Congrats to Chaz, who finished the draft of his new play yesterday – may I be close behind you.
And dammit, Chaz, feeding my addiction!
Those of you who’ve “known” me for awhile know that I’m addicted to juvenile fiction, especially the mystery series, from the turn of the last century onwards. Beverly Gray, Nancy Drew, Trixie Belden, Penny Parker, Dana Girls, Ruth Fielding, Hardy Boys, Adventure Girls, Vicki Barr, Judy Bolton, Sue Barton, Cherry Ames . . .the list goes on and on. Even Marjorie Dean, although the sexism really sets my teeth on edge. As annoying as the racism and sexism are in these books, it gives a snapshot of the times in which they were published, and, if we’re going to write historical fiction (even if it’s not juvenile), reading these books can give a writer an awful lot of information – some of it not so pleasant. Beverly Gray is my special obsession – I think I’m missing only three books in the series. I know the rare one set at the World’s Fair is one of them. But I can’t remember the other two. Unfortunately, they’re all in storage right now. I picked up some by Enid Blyton just before everything went into storage, so I haven’t read them yet.
And one of Chaz’s pleasures is the series of the Chalet School books, by Elinor Brent-Dyer. There are 62 of them in the series. And he’s blogged about them a bit . . .and now I’m hunting them down. Because give me a series to collect, and off I go . . .
Of course, it’s not Chaz’s fault at all; it’s my choice. And I’m grateful that he’s shared his joy in the books with me.
I’ve got the deadline blues. I was very excited about all these articles when I pitched them; even more so when we went to contract. And now, I just don’t feel like it.
This is what separates the professionals from the wanna-bes. The professionals get it done no matter how they feel. Or even when their Muse has told them to stuff it and gone off to Tahiti . . .
Cleaned off my desk.
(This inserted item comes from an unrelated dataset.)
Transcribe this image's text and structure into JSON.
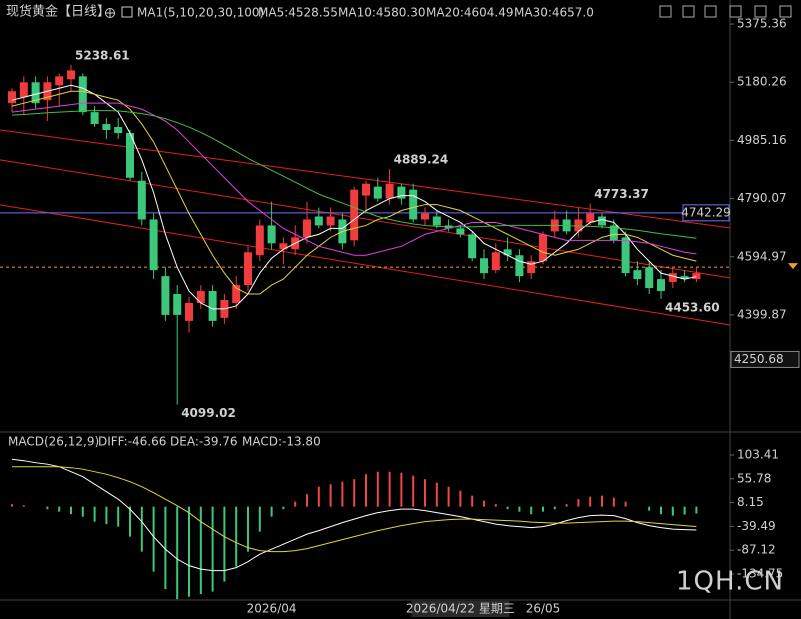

Yes, I was procrastinating, but I also have to give my incoming Computer Guru room to work.
It looks so nice and unusual that I’m going to try and keep it that way, and work my way through everything that was on my desk and next to my desk and is now in crates.
Maybe I should take a crate or two Elsewhere.
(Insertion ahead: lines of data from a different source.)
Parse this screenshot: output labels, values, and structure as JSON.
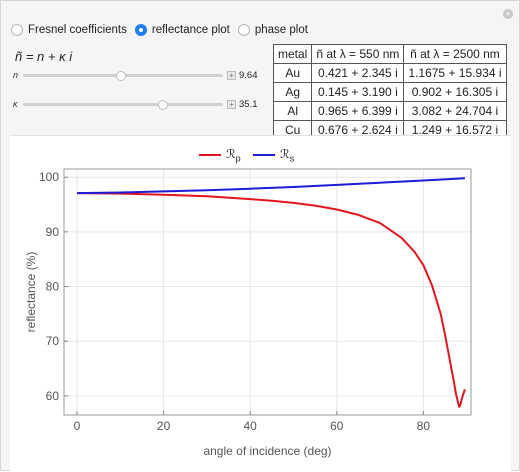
{
  "controls": {
    "radios": [
      {
        "label": "Fresnel coefficients",
        "selected": false
      },
      {
        "label": "reflectance plot",
        "selected": true
      },
      {
        "label": "phase plot",
        "selected": false
      }
    ],
    "reset_symbol": "+"
  },
  "formula": {
    "text": "ñ = n + κ i"
  },
  "sliders": [
    {
      "label": "n",
      "value_text": "9.64",
      "fraction": 0.49
    },
    {
      "label": "κ",
      "value_text": "35.1",
      "fraction": 0.7
    }
  ],
  "table": {
    "headers": [
      "metal",
      "ñ at λ = 550 nm",
      "ñ at λ = 2500 nm"
    ],
    "rows": [
      [
        "Au",
        "0.421 + 2.345 i",
        "1.1675 + 15.934 i"
      ],
      [
        "Ag",
        "0.145 + 3.190 i",
        "0.902 + 16.305 i"
      ],
      [
        "Al",
        "0.965 + 6.399 i",
        "3.082 + 24.704 i"
      ],
      [
        "Cu",
        "0.676 + 2.624 i",
        "1.249 + 16.572 i"
      ]
    ]
  },
  "legend": {
    "p": {
      "label": "ℛ",
      "sub": "p",
      "color": "#e3161d"
    },
    "s": {
      "label": "ℛ",
      "sub": "s",
      "color": "#1c1cd6"
    }
  },
  "chart_data": {
    "type": "line",
    "xlabel": "angle of incidence (deg)",
    "ylabel": "reflectance (%)",
    "xlim": [
      -3,
      91
    ],
    "ylim": [
      56.5,
      101.5
    ],
    "xticks": [
      0,
      20,
      40,
      60,
      80
    ],
    "yticks": [
      60,
      70,
      80,
      90,
      100
    ],
    "grid": true,
    "legend_position": "top-center",
    "series": [
      {
        "name": "Rp",
        "color": "#e3161d",
        "x": [
          0,
          10,
          20,
          30,
          40,
          45,
          50,
          55,
          60,
          65,
          70,
          75,
          78,
          80,
          82,
          84,
          85,
          86,
          87,
          87.5,
          88,
          88.3,
          88.6,
          88.9,
          89.3,
          89.6
        ],
        "y": [
          97.1,
          97.0,
          96.8,
          96.5,
          96.0,
          95.7,
          95.3,
          94.8,
          94.1,
          93.1,
          91.6,
          88.9,
          86.3,
          83.9,
          80.2,
          75.0,
          71.2,
          66.9,
          62.8,
          60.5,
          58.8,
          58.0,
          58.5,
          59.5,
          60.5,
          61.2
        ]
      },
      {
        "name": "Rs",
        "color": "#1c1cd6",
        "x": [
          0,
          10,
          20,
          30,
          40,
          50,
          60,
          70,
          80,
          89.6
        ],
        "y": [
          97.1,
          97.2,
          97.4,
          97.6,
          97.9,
          98.2,
          98.6,
          99.0,
          99.4,
          99.8
        ]
      }
    ]
  }
}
Or maybe I should only take deadlined work.
Next week, I’m taking “Ris an Abrar” to Connecticut, because if I don’t get it together on that piece, I’ll blow my deadline.
Cooked chicken in a mustard-wine sauce last night. Haven’t yet decided if I’ll cook in Elsewhere, or just order in . . .
Finished the draft of one of the big articles. Will type it up tomorrow and do the revisions, so it can go off. Got an idea for a new tangent in the other big article, and sent off some quick emails to a couple of authors with questions – if they have the time and/or inclination to answer, I think it will give me just the interesting bit I need to make the article sparkle. And then, maybe, I won’t feel quite so stuck with it.
Didn’t do any work on the short articles, but they’re percolating. I may type up and edit what I have on them tomorrow, just to get their energy flowing again.
I feel I’ve written myself into a corner with Real. The latest plot twist packs a solid emotional punch, and Sam’s coming through with much more sensitivity and maturity than I could have ever hoped. But am I trying to cover too much in this one novel? Perhaps in the early draft, I should put in everything including the kitchen sink, the attic pipes, and the wet laundry in the basement. And cut them out later.
It’s a different process than my usual one, where the first draft is the skeleton, the second draft is overwritten, and the third draft is crafted with a machete.
But I’m always saying that one has to reinvent the wheel with each novel, so I might as well live it, right?
I do love writing when it’s dark, with just the crickets spreading the news . . .
Of to start the second act of Julia’s Legacy.